NRA has learned that a proposal will be introduced on Monday to impose a tax on firearms and ammunition, similar to proposals reported on in the past.
This proposal creates a tax on firearm purchases, and would therefore penalize law-abiding gun owners for exercising their fundamental right to keep and bear arms. By definition, holders of a valid FOID card are the only persons legally permitted to purchase a firearm in Illinois, and therefore are the only persons subject to this tax – not the criminals responsible for the violence on the streets of Chicago. Studies by the Bureau of Justice Statistics have shown that less than one percent of state prison inmates who were behind bars for a firearm-related crime obtained their firearms from gun shops. Instead, most obtain guns through theft or black market transactions.

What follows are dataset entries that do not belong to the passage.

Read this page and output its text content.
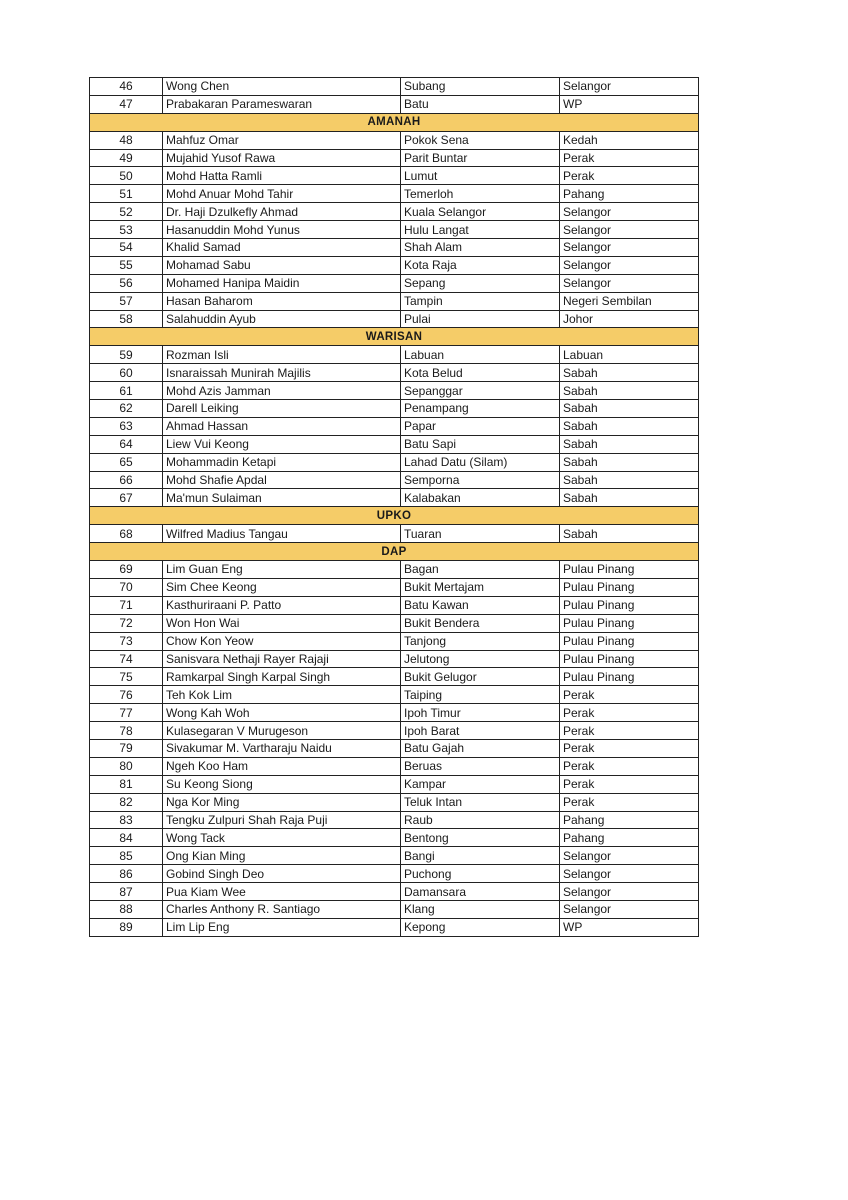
46	Wong Chen	Subang	Selangor
47	Prabakaran Parameswaran	Batu	WP
AMANAH			
48	Mahfuz Omar	Pokok Sena	Kedah
49	Mujahid Yusof Rawa	Parit Buntar	Perak
50	Mohd Hatta Ramli	Lumut	Perak
51	Mohd Anuar Mohd Tahir	Temerloh	Pahang
52	Dr. Haji Dzulkefly Ahmad	Kuala Selangor	Selangor
53	Hasanuddin Mohd Yunus	Hulu Langat	Selangor
54	Khalid Samad	Shah Alam	Selangor
55	Mohamad Sabu	Kota Raja	Selangor
56	Mohamed Hanipa Maidin	Sepang	Selangor
57	Hasan Baharom	Tampin	Negeri Sembilan
58	Salahuddin Ayub	Pulai	Johor
WARISAN			
59	Rozman Isli	Labuan	Labuan
60	Isnaraissah Munirah Majilis	Kota Belud	Sabah
61	Mohd Azis Jamman	Sepanggar	Sabah
62	Darell Leiking	Penampang	Sabah
63	Ahmad Hassan	Papar	Sabah
64	Liew Vui Keong	Batu Sapi	Sabah
65	Mohammadin Ketapi	Lahad Datu (Silam)	Sabah
66	Mohd Shafie Apdal	Semporna	Sabah
67	Ma'mun Sulaiman	Kalabakan	Sabah
UPKO			
68	Wilfred Madius Tangau	Tuaran	Sabah
DAP			
69	Lim Guan Eng	Bagan	Pulau Pinang
70	Sim Chee Keong	Bukit Mertajam	Pulau Pinang
71	Kasthuriraani P. Patto	Batu Kawan	Pulau Pinang
72	Won Hon Wai	Bukit Bendera	Pulau Pinang
73	Chow Kon Yeow	Tanjong	Pulau Pinang
74	Sanisvara Nethaji Rayer Rajaji	Jelutong	Pulau Pinang
75	Ramkarpal Singh Karpal Singh	Bukit Gelugor	Pulau Pinang
76	Teh Kok Lim	Taiping	Perak
77	Wong Kah Woh	Ipoh Timur	Perak
78	Kulasegaran V Murugeson	Ipoh Barat	Perak
79	Sivakumar M. Vartharaju Naidu	Batu Gajah	Perak
80	Ngeh Koo Ham	Beruas	Perak
81	Su Keong Siong	Kampar	Perak
82	Nga Kor Ming	Teluk Intan	Perak
83	Tengku Zulpuri Shah Raja Puji	Raub	Pahang
84	Wong Tack	Bentong	Pahang
85	Ong Kian Ming	Bangi	Selangor
86	Gobind Singh Deo	Puchong	Selangor
87	Pua Kiam Wee	Damansara	Selangor
88	Charles Anthony R. Santiago	Klang	Selangor
89	Lim Lip Eng	Kepong	WP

As gun ownership and legal carrying of firearms elsewhere have risen to all-time highs, the nation’s murder rate has fallen to nearly an all-time low, and both the nation’s murder rate and its total violent crime rate have fallen by half in the last 20 years. Despite all evidence to the contrary, Cook County politicians continue to blame law-abiding gun owners and legal, licensed dealers, for their failure to respond appropriately to the problems plaguing their community.
As Chicago-area jurisdictions have learned in court, the right to keep and bear arms is fundamental, and any revenue raised by this additional burden on citizens exercising that right is likely to be consumed by costly litigation and attorney’s fees. Federal and Illinois courts have consistently held that discriminatory taxes on the exercise of fundamental rights are unconstitutional. For example, the U.S. Supreme Court struck down a tax on the cost of paper and ink used to produce publications because “[a] power to tax differentially, as opposed to a power to tax generally, gives a government a powerful weapon against the taxpayer selected.” Minneapolis Star and Tribune Co. v. Minnesota Com’r of Revenue, 460 U.S. 575 (1983). Likewise, the Illinois Supreme Court struck down a surcharge on marriage license fees to fund domestic violence programs because people “forced by the tax imposed to alter their marriage plans” would suffer “a serious intrusion into their freedom of choice in an area in which [the court had] held such freedom to be fundamental.” Boynton v. Kusper, 494 N.E.2d 135 (Ill. 1986).
The Cook County Commissioners are proposing to continue a failed policy of passing illegitimate and ineffective legislation in order to unfairly burden honest citizens and drive lawful businesses out of Cook County.
NRA has not yet learned the specifics of the proposal, but your NRA-ILA will continue to keep you informed as more information is available.